[ACMMM 2024] An Inverse Partial Optimal Transport Framework for Music-guided Movie Trailer Generation
.
├── data
│ ├── CMTD dataset
| | ├── audio_shot_embs (npy format, segmented audio shots)
| | ├── movie_shot_embs (npy format, segmented movie shots)
| | └── audio_movie_alignments (json format, alignment relation of audio and movie shot indices)
│ └── MV dataset
| ├── audio_shot_embs (npy format, segmented audio shots)
| └── movie_shot_embs (npy format, segmented movie shots)
├── alignment
├── feature_extratction
├── segmentation
└── utils
- python=3.8.19
- pytorch=2.3.0+cu121
- -numpy=1.24.1
- matplotlib=3.7.5
Create the environment by:
pip install -r requirement.txt
We construct a new public comprehensive movie-trailer dataset (CMTD) for movie trailer generation and future video understanding tasks.

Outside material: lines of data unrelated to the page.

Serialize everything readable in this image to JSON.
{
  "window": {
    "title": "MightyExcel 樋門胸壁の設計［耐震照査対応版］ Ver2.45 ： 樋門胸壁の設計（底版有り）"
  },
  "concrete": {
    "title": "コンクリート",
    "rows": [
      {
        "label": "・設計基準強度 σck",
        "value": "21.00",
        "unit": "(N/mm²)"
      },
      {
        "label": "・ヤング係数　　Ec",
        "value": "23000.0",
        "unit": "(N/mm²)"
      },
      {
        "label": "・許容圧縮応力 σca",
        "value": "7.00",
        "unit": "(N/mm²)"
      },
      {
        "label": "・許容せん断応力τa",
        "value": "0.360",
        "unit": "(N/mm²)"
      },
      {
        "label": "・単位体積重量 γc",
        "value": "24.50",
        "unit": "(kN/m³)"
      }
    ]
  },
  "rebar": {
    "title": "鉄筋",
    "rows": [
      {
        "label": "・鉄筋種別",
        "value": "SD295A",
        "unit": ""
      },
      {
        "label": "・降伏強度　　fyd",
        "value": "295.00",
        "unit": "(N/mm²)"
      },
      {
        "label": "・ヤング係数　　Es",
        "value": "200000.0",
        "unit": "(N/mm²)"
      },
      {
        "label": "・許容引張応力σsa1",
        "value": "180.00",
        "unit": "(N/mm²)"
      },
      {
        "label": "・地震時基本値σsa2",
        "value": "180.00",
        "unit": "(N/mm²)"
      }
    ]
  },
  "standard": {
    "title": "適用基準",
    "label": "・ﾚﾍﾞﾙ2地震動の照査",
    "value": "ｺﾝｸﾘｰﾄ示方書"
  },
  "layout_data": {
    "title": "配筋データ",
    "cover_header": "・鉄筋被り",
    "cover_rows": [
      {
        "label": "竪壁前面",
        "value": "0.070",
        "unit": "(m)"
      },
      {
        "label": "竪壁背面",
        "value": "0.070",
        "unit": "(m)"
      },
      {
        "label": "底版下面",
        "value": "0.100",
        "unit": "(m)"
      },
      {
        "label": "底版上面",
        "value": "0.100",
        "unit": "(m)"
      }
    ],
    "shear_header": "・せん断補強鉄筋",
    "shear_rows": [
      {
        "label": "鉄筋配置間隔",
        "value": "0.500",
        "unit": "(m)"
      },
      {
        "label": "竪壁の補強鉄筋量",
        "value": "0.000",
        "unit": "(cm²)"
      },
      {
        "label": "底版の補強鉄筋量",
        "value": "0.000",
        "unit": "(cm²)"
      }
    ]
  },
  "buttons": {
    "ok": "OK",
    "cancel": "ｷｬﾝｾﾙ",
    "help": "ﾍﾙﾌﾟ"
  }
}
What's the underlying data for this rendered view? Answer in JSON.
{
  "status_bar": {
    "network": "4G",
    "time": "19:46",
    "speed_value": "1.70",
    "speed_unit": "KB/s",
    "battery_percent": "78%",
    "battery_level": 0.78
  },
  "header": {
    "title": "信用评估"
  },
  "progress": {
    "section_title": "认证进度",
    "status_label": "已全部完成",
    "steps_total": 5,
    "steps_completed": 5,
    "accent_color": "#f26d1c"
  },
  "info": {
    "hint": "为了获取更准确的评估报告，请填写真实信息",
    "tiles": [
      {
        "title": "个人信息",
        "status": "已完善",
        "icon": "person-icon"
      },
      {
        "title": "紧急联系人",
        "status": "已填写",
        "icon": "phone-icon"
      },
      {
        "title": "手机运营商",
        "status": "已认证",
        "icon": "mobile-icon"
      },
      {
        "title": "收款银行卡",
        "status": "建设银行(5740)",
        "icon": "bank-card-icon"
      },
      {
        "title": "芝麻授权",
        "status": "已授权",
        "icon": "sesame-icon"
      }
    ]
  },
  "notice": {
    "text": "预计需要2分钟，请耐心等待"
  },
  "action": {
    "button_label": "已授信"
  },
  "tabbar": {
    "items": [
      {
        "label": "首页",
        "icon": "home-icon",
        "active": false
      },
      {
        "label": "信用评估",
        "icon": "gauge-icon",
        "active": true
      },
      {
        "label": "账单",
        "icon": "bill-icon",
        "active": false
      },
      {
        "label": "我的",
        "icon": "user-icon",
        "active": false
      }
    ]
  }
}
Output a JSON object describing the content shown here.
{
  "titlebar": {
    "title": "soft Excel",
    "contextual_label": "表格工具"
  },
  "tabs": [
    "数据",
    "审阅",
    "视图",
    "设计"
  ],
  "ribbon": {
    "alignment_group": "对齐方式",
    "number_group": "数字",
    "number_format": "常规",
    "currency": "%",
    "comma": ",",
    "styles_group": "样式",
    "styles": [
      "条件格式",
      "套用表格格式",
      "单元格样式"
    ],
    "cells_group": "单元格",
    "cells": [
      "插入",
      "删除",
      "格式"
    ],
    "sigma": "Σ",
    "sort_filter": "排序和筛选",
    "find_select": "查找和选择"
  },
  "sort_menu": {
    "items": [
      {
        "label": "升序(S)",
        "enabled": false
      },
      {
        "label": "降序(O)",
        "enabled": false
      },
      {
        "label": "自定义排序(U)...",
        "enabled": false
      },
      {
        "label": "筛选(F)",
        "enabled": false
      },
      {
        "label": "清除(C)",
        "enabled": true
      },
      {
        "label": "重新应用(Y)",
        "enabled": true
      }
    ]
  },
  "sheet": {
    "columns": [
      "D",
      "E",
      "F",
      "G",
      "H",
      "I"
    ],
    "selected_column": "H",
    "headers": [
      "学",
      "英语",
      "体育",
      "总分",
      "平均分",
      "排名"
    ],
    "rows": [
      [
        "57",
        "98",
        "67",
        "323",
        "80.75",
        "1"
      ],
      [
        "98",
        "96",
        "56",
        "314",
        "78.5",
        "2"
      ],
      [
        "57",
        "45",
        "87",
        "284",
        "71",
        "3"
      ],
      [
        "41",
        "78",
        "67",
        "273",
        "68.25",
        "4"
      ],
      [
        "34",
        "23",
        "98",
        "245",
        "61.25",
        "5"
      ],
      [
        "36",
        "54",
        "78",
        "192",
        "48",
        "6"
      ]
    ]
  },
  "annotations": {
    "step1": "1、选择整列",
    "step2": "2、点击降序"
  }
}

We train and evaluate various trailer generators on this dataset. Please download the CMTD dataset from these links: CMTD. We also provide a music video dataset (MV) for pre-training process. Please download the MV dataset from these links: MV.
It is worth noting that due to movie copyright issues, we cannot provide the original movies. The dataset only provides the features extracted by ImageBind after we segmented the movie shot and audio shot using BaSSL.